Troubleshooting ruby script for using --min-identity when plotting
Hi there, I'm hoping you don't mind helping me troubleshoot how to use asgart-plot to only plot the identified duplications filtered for a minimum % identity.
I successfully used asgart-extract to modify the json output to include the sequence from the FASTA, but am running into issues with the ruby script asgart-align.rb you attached in issue #4
The output I am getting is:
Aligning combo-x_test.json
0/59
asgart-align.rb:45:in `block (2 levels) in <main>': undefined method `size' for nil (NoMethodError)
raise "Error: out[0].size != out[1].size" if out[0].size != out[1].size
^^^^^
from asgart-align.rb:26:in `each'
from asgart-align.rb:26:in `block in <main>'
from asgart-align.rb:24:in `each'
from asgart-align.rb:24:in `each_with_index'
from asgart-align.rb:24:in `<main>'
From what I can tell, the issue is the output json asgart is giving has different lengths from each of the duplicons, the left and right do not match in length. I am only interested in the highest identity duplicates and expect that in these high-identity duplicates the actual length of each arm should be very close if not identical. Do you have any suggestions for what may be happening to cause this, or a workaround? Happy to send the json file if it would help.
Thanks, I am really excited that it seems to be working well, and does plot the data correctly if I don't restrict based on identity.
Cam you pleaseattach your fasta & json files so that I can take a deeper look?
combo-x_test.json.gz Here is the json file, which had asgart-extract ran to insert the sequence! The fasta it was generated from is bigger than 25MB even when gzipped so github won't let me upload - if you need that (it is only a two-line fasta of two concatenated X chromosomes) let me know an alternate way to send to you.
Thanks!
The good news is that I run your file on my machine, and it works fine.
The bad news is that it seems mafft is returning garbage on yours. Would you mind removing the >2 /dev/null line 32, so that we can see if mafft outputs some errors?

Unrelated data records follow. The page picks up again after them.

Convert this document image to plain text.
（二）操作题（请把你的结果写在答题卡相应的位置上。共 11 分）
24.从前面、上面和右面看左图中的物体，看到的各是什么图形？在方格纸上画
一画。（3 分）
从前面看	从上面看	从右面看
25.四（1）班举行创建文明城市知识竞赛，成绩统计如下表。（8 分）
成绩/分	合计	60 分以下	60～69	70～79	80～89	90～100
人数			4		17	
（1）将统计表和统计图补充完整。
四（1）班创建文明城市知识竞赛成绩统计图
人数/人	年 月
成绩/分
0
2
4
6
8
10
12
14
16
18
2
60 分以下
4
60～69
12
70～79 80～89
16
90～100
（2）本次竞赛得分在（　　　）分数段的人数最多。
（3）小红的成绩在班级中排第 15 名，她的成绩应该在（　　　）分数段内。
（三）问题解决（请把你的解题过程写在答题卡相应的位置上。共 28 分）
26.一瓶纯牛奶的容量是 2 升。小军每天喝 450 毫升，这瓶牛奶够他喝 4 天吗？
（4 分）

Ah, I see! I have MAFFT loaded as a module and is version 7.310 if that is potentially contributing. Here is the output when I remove ">2/dev/null" from line 32:
asgart-align.rb: --> asgart-align.rb
expected a closing delimiter for the %x or backtick string
24 result["families"].each_with_index do |family, i|
26 family.each do |sd|
32 mafft_out = %x(#{MAFFT} --auto #{fasta.path} 33 out, frag = [], "" 42 out << frag unless frag.empty? 67 end 68 end
asgart-align.rb:74: unterminated string meets end of file (SyntaxError) asgart-align.rb:74: syntax error, unexpected end-of-input, expecting `end' or dummy end
On Thu, May 9, 2024 at 3:42 AM delehef @.***> wrote:
The good news is that I run your file on my machine, and it works fine.
The bad news is that it seems mafft is returning garbage on yours. Would you mind removing the >2 /dev/null line 32, so that we can see if mafft outputs some errors?
— Reply to this email directly, view it on GitHub https://github.com/delehef/asgart/issues/6#issuecomment-2102129295, or unsubscribe https://github.com/notifications/unsubscribe-auth/AQZ3CT4IZV42BOP2PRGYUJLZBMSEZAVCNFSM6AAAAABHLYY5QOVHI2DSMVQWIX3LMV43OSLTON2WKQ3PNVWWK3TUHMZDCMBSGEZDSMRZGU . You are receiving this because you authored the thread.Message ID: @.***>
You are missing a closing parentheses at the end of line 32.
Hi @delehef Sorry for the really late reply! Even after fixing the missing parenthesis I still was having issues, but it was determined that it was due to something with the mafft binaries on the HPC I use.
In case others have similar problems with mafft, the fix was for our IT to install MAFFT as a module, and when i loaded both MAFFT and ruby as modules with lmod it now works beautifully.
Thanks for the great program! I will close this issue as it's now resolved, but was also wondering if it would be possible to implement a --max-identity flag when plotting. I would love to be able to plot a range rather than only above a minimum % identity - i.e. all duplicons from 70-80% identity, but not above 80% or <70% for example. Thanks again for the help!
if it would be possible to implement a --max-identity flag when plotting
That's a nice idea, I just added it!